I am a bit torn between taking the time to write down my thoughts properly, which will probably require a few posts, and just dashing off some thoughts that are top of mind. I may split the difference: writing just a few things now and then setting up some posts where I track transportation and "vacation" poems. I think the likelihood of me ever finishing the first project, let alone the second is so slim, but I guess it's worth having a few goals along the way. (I was really in deep despair just the other day over the state of the world, and I decided I really ought to move some of these projects forward as there is so little else to motivate me when I cannot be consoled with all the usual blather about "how it gets better," when quite frankly the world is getting worse and at a pace no one is ready for...)
Anyway, I have been reading Michael Longley (incidentally I started about two weeks before his recent passing), and this led to John Burnside and even Frank Ormsby's Goat's Milk. I was surprised to find that I not only had read Longley's Collected Poems over 10 years ago (probably right after I hit Vancouver) but had made a list of my favorite poems from that volume! I certainly didn't remember that, which just goes to show that I really have to write down more of my thoughts before they escape. In general, I am not a huge fan of Longley's (both because he stuck with rhymed poetry long after it was out of fashion and he is mostly a rural poet*). Burnside is very much a religious poet (and in a way that irks me far more than it does with Mary Oliver, for example). That said, he had a few transportation related poems that were pretty interesting. So far I am finding Goat's Milk** the most to my taste of the bunch.
I will likely go ahead and set up pages where I just start dumping these titles but generally not cross-linking to the actual poems, so I don't forget any others (after I had gone to the trouble of finding them in the first place). I do recall that Frederick Seidel has quite a few poems about riding motorcycles of all things. And John Balaban has a number of poems on being in Vietnam (though generally as a soldier, so the theme would have to be stretched to the breaking point and beyond to just include people in foreign places, even if at work on in a war, to accommodate those poems). But his bicycling poem would fit, though it is only one poem out of a sequence. And there was a poem from a collection I checked out recently from Robarts, which I believe was just called "Train," which I liked a lot. I hopefully can track this down right away, but this is why I need a better system obviously. So anyway, this is just off the top of my head of recent discoveries, and I will go find the original lists from where I have saved them to generate the full lists.
Transportation poems:
Eileen Myles "PV" from Maxfield Parrish - subway
(She actually has quite a few about bicycling, and I am hoping to find one that is short enough and not completely profane, but that seems unlikely.)

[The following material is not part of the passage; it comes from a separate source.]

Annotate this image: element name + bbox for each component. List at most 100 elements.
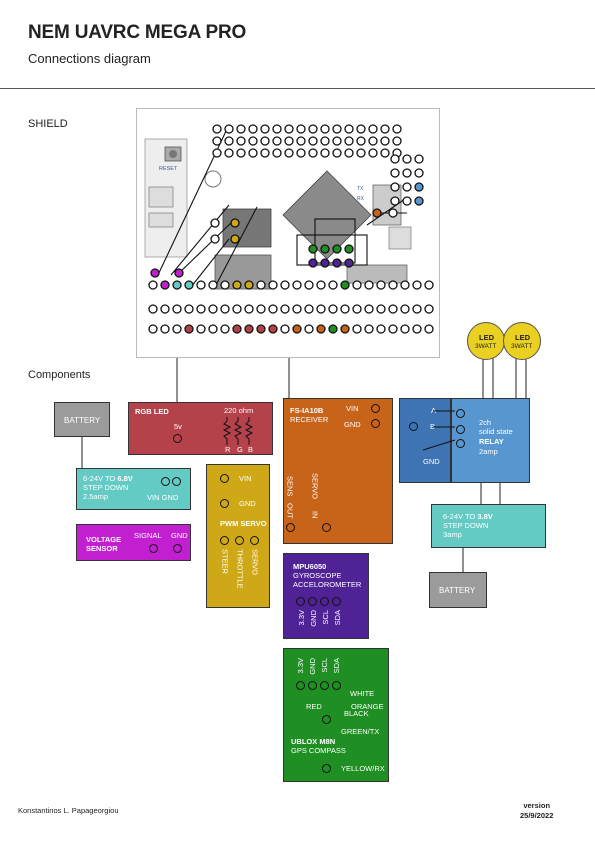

Jack Gilbert "Suddenly Adult" from The Dance Most of All - train
John Burnside "III: Pilgrimage" from "Roads" in The Asylum Dance - bus
(I generally don't like excerpting poems or even one poem from a series, and there may be better examples, but this has several gripping lines.)
The Poet on Vacation:
Jack Gilbert "Worth" from The Dance Most of All
Anyway, several years back I was on a Ralph Gustafson kick. I eventually picked up all three volumes of his Collected Poems, but I had to order them as Vols. 1 & 2 and Vols. 1 & 3! I finally parted with one copy of Vol. 1. I'm still burned up that the signed copy of Configurations at Midnight was lost in the mail, and I still hope that some day it will make its way to its destination or be returned to the store. I do have one signed copy of a selected poems, and from time to time I consider buying another. It turns out there is a bookstore near Casa Loma that has quite a few. I think I'll wait until spring, and then head over and see what they have in stock.
And with that, I think I need to wrap this up and get back to just reading poetry in order to return these books on time.
* Though for some reason he writes quite extensively on Greek mythology, particularly reworking scenes from The Iliad and The Odyssey.
** Milk keeps cropping up in unlikely places. There is a new lit. magazine starting up in Toronto called Milk Bag. I decided to submit something, even though it is pretty clear I am not the target audience, and indeed they didn't take my submission. Then I checked out Black Milk by Tory Dent; my quick perusal of this volume suggests an affinity with Christopher Smart. "Black Milk" is also a poem in Almadhoun's Adrenalin (though this may be challenging to actually borrow...). And Charles Simic has an early collection titled Return to a Place Lit by a Glass of Milk.